You’re a type theorist, and I feel like, perhaps you’ve got a hammer and you’re looking for nails.
First OCaml maintainers would gain time they can use for something else and this is very important.
Second, consider the much more difficult case of record = module + function = functor.
It you do both (which is hard clearly, currently ocaml compiler is too bad at infering type of modules), then we could add a syntax for adding a type declaration in record and a few more to bring
the full ast to both syntax. Then, the module/functor syntax would probably slowly disappear, as it is rather heavy. When OCaml has converged with a common syntax for record and module a few YEARS later; you can simplify the syntax (deprecate first, remove second).
But, the manual and teaching can be simplified immediatly after the two features have been unified. this is the important point and this is by doing so that one of two syntax would disappear.
Classe préparatoire used to teach pascal or camllight. They moved to camllight or python and
now only python. Classe préparatoire is a major thing in France.
My son is in Classe préparatoire in the new MPII cursus (the first “I” is Informatique, Data Science in english). His main language is ocaml. (He also has some C lessons).
My point of view is that it is not easy to make it works in Windows : there is one environment discontinued since Aug 2021, and I wasn’t able to make lablgtk works with diskuv.
I guess also the whole SciPy And Matplotlib libraries are big added values in the Python ecosystem.
And once we have 1ML (1ML - core and modules united) extended with recursive modules and all the modern stuff please don’t forget one important point :
● please, please, make the 1ML pure core as the new gallina/coq functional code
Ocaml is disappearing from teaching in France (to the benefit of untyped…

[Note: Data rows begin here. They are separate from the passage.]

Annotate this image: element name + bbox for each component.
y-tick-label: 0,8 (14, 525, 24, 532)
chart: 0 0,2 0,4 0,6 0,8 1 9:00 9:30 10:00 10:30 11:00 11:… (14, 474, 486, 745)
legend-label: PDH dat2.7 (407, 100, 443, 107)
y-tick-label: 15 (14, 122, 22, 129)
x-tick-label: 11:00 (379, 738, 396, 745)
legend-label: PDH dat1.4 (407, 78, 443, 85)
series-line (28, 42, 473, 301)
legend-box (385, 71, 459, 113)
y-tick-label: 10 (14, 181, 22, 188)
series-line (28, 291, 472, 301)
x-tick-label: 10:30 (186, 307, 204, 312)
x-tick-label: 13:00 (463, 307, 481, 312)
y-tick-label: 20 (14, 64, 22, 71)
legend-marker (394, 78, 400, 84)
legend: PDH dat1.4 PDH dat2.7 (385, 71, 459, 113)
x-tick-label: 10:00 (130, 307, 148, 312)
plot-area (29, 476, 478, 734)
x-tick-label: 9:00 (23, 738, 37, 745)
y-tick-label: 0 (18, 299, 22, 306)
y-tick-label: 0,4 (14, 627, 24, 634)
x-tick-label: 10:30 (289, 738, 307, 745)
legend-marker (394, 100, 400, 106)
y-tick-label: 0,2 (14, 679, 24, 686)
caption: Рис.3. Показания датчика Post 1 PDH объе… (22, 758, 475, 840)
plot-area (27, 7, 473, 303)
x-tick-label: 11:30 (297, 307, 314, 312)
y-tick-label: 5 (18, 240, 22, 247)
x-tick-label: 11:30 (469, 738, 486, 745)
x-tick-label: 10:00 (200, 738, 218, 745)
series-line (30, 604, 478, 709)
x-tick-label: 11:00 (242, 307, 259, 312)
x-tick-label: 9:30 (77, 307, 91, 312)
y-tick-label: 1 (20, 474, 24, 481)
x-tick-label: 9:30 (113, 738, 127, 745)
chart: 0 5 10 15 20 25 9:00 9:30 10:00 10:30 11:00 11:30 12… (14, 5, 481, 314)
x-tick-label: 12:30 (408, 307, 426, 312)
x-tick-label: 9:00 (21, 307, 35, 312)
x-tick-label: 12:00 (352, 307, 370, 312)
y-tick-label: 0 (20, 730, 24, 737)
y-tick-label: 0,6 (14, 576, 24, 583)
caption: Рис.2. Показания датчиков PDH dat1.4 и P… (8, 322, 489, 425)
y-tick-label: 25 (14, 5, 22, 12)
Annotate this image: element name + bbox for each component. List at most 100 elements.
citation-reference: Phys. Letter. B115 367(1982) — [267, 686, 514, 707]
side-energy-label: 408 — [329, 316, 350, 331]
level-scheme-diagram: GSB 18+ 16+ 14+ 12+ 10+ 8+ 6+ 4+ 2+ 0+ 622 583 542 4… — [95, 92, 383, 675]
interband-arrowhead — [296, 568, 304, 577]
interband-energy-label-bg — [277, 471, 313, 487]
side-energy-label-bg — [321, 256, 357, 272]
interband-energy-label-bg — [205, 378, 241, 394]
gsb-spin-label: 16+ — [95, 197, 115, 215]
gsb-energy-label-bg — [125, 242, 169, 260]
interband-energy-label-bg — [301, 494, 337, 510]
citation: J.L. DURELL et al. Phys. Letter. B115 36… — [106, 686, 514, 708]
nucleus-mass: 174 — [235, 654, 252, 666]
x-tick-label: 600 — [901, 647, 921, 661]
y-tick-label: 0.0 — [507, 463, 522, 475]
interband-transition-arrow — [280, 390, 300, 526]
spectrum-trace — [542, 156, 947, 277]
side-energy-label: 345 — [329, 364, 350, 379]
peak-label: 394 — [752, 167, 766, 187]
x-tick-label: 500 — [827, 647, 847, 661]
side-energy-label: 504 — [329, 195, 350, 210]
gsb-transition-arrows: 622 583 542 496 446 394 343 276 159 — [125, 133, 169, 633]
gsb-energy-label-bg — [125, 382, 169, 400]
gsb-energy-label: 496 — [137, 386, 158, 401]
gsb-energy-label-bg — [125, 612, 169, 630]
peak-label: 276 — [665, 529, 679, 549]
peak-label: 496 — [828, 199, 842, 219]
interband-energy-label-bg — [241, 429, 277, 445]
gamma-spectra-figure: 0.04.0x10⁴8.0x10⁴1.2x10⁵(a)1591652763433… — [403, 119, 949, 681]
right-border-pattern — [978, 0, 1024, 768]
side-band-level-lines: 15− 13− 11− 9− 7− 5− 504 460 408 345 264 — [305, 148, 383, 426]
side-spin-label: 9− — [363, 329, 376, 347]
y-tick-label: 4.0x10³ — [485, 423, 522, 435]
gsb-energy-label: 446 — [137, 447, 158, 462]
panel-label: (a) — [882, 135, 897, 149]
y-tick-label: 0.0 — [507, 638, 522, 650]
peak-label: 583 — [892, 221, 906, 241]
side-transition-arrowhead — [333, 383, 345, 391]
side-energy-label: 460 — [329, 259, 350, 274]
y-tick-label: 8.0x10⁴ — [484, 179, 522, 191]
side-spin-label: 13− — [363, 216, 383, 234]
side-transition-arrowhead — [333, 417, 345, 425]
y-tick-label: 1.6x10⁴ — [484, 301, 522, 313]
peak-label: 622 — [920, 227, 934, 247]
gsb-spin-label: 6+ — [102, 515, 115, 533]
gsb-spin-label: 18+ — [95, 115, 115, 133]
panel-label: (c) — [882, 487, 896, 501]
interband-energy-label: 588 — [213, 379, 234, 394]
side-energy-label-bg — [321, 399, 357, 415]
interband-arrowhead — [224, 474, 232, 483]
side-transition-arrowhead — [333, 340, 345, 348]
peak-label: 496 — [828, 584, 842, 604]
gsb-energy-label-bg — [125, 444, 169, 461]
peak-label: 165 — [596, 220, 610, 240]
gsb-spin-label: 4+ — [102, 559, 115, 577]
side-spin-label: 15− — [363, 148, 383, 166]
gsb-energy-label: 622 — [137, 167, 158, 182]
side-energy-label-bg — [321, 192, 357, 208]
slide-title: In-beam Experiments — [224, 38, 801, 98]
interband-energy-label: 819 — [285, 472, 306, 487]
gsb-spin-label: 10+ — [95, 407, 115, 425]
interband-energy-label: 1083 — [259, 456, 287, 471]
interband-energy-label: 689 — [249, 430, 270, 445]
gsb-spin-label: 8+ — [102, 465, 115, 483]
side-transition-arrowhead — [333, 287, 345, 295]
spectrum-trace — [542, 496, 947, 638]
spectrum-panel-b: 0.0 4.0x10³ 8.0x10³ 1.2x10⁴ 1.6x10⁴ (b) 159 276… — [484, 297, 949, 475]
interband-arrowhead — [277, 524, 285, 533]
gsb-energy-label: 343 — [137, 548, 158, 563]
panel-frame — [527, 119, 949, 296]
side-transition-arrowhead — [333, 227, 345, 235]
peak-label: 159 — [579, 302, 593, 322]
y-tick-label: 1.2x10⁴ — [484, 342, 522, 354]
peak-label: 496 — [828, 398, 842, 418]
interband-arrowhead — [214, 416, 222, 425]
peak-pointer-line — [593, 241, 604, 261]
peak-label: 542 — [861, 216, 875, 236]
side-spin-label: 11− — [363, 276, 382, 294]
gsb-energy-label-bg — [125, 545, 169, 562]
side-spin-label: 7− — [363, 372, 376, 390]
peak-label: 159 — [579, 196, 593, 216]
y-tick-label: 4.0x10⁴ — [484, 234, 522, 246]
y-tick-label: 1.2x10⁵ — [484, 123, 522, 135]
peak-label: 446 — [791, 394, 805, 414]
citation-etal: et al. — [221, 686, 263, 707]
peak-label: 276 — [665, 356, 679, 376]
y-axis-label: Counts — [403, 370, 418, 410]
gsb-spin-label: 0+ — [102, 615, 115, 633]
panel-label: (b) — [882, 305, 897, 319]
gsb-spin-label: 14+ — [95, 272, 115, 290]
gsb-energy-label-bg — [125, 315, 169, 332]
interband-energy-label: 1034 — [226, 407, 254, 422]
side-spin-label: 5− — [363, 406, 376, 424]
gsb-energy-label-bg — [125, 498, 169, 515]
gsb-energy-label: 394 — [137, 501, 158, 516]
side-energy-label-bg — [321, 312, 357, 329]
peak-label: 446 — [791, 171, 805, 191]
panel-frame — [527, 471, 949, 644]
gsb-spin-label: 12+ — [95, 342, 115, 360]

As said by @octachron, they’re both used in “prépa” buuuut… there’s a new “MP2I prépa” much more focused on CS with no Python but only OCaml, C and a little bit of SQL.
And IIRC, some schools (like ENS Rennes) already said they’ll only accept CS students from the “MP2I competition”.
It’s not disappearing. Strictly more students than before will learn OCaml.
My point of view is that it is not easy to make it works in Windows : there is one environment discontinued since Aug 2021, and I wasn’t able to make lablgtk works with diskuv.
This problem has the easiest solution in the thread: file an issue. Especially file before the school year starts if a missing Windows package is blocking a class from adopting OCaml. File here or here for Diskuv.
So … to everybody who is teaching OCaml or has some influence on teaching: Please file your issue now! Can at least check whether there is a reasonable chance of getting a version cut that works for your students before your students stumble, or worse, prematurely abandon OCaml for the entire class.
This is somewhat true for the entire thread. Giant, non backwards-compatible changes are not going to be made. It’s just not going to happen to a stable language. But small changes, like adding syntax for accessing members of a tuple without needing to destruct it? That could be suggested in an Issue on the OCaml github.
A funny thing: a friend called me this weekend to kvetch a little about how the new modularity stuff in Java 9 is barely used, even 5yr after it was released. And we got to talking about languages that took a bad course and later recovered from it. We could only come up with one example: C++. In the 90s, C++ was crazily complicated, to the point where nobody could really build significant systems in it. When Java came along, people ran from C++ to Java for this reason (among others, but on Wall Street, this was the big reason). Then with STL and Boost, C++ got back into a sane course, and today it’s actually progressing and become more and more usable. Of course, it’s a little late for that: other languages have taken up the slack. But today’s C++ is unrecognizably different from the C++ of the 90s, even though they’re the same language, b/c of the difference in the libraries.
But that’s the exception. Once a language’s course is set in stone, it’s really, really hard to change it. And for OCaml, that’s an excellent thing, in my opinion. I have code from 30+ year ago, that continues to work unchanged.